The junior partner in Cyprus's two-party coalition quit the government on Wednesday, making consensus on much-needed fiscal reforms more difficult and potentially complicating reunification talks.
The centre-right Democratic Party (DIKO), coalition partners with communist AKEL since 2008, said they were leaving government after exhausting all room for further cooperation.
"It is clear that the dialogue has been terminated and the Democratic Party ceases to be in cooperation with the President of the Republic," said DIKO chairman Marios Garoyan.
Cyprus has a presidential system of government and the pullout is not seen endangering the survival of incumbent President Demetris Christofias, whose term expires in 2013. But it leaves his communist party alone to grapple with an energy crisis threatening to tip the island into financial meltdown and derail peace talks with the Turkish Cypriots over the island’s division that is blocking Turkey’s accession to the European Union.

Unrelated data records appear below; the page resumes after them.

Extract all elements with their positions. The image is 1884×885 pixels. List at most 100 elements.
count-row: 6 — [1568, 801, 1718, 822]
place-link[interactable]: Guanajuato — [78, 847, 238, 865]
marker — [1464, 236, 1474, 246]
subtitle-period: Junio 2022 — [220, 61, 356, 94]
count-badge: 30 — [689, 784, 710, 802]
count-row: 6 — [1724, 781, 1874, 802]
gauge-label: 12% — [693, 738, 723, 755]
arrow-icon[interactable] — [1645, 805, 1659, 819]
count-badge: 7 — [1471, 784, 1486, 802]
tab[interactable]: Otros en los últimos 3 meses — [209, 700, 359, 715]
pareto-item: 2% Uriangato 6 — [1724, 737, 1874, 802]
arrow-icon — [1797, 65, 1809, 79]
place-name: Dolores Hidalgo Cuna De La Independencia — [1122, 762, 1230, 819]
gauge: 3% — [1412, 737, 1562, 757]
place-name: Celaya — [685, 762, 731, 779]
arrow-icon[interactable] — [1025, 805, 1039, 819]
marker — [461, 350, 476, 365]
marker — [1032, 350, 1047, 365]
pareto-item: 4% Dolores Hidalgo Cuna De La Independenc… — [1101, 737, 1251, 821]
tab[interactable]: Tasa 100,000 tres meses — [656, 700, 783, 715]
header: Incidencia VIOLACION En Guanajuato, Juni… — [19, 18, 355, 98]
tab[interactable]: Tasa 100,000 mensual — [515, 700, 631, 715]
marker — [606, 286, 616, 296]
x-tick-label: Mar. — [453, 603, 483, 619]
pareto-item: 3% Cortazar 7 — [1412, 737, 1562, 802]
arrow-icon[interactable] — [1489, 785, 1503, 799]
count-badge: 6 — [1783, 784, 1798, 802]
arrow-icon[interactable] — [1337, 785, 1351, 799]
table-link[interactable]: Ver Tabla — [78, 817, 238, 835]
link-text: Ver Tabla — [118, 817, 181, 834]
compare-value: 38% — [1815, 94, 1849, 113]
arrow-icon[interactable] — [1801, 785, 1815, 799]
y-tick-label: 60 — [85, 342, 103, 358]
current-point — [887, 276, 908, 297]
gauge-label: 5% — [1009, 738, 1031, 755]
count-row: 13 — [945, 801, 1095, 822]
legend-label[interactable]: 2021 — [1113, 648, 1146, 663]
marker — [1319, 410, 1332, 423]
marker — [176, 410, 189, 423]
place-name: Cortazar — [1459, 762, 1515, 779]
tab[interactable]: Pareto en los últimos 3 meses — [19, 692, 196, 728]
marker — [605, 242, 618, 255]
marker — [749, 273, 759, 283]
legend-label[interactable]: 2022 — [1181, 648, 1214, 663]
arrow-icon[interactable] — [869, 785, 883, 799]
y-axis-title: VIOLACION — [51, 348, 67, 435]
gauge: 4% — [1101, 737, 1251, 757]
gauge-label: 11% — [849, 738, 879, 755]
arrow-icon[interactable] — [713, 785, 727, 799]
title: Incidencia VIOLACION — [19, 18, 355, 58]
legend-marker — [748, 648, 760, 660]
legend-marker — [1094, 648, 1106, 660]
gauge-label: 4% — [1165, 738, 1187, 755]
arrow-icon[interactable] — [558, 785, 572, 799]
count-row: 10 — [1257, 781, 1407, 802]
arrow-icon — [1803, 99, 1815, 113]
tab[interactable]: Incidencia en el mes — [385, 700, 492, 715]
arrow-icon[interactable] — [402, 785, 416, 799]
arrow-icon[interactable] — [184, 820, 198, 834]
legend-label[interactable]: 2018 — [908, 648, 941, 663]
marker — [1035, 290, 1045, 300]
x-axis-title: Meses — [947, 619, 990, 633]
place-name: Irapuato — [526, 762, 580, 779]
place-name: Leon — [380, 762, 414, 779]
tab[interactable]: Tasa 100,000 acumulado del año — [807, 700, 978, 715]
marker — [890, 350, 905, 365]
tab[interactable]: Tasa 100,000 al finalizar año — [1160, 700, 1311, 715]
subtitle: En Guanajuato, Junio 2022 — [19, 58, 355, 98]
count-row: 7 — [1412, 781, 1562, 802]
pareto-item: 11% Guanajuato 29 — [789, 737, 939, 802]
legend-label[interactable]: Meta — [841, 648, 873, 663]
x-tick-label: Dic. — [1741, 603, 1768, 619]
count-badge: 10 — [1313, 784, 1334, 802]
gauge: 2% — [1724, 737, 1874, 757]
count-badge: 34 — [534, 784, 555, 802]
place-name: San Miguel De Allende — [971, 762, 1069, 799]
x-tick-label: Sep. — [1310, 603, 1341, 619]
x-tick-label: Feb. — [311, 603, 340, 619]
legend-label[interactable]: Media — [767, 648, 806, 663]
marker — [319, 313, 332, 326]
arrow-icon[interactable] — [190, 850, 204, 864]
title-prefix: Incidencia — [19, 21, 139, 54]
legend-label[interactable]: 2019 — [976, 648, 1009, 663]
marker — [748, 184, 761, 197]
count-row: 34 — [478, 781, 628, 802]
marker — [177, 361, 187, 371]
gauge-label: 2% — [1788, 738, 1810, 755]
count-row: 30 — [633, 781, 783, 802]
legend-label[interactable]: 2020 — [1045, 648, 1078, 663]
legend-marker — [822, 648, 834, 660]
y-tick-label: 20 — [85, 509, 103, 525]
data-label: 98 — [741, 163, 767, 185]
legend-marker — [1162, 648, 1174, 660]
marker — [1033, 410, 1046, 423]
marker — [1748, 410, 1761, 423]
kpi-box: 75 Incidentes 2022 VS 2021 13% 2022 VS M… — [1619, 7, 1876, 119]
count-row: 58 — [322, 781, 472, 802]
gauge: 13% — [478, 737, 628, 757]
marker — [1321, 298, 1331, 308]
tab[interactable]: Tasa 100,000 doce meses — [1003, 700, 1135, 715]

The Central Bank and the island's largest commercial bank have warned that Cyprus could be the next recipient of EU bailout aid, with a munitions blast last month that crippled the biggest power station worsening an already difficult fiscal situation.
DIKO, who take a harder line than Christofias in unification talks, had been insistent that the presidency withdraw proposals made in U.N. sponsored talks.
They had been particularly adamant that Christofias withdraw a proposal that the Greek and Turkish Cypriot communities share future governance via a rotating presidency and a weighted voting system, and that Christofias withdraw a suggestion that up to 50,000 Turks who settled in Cyprus after 1974 could remain in a peace deal.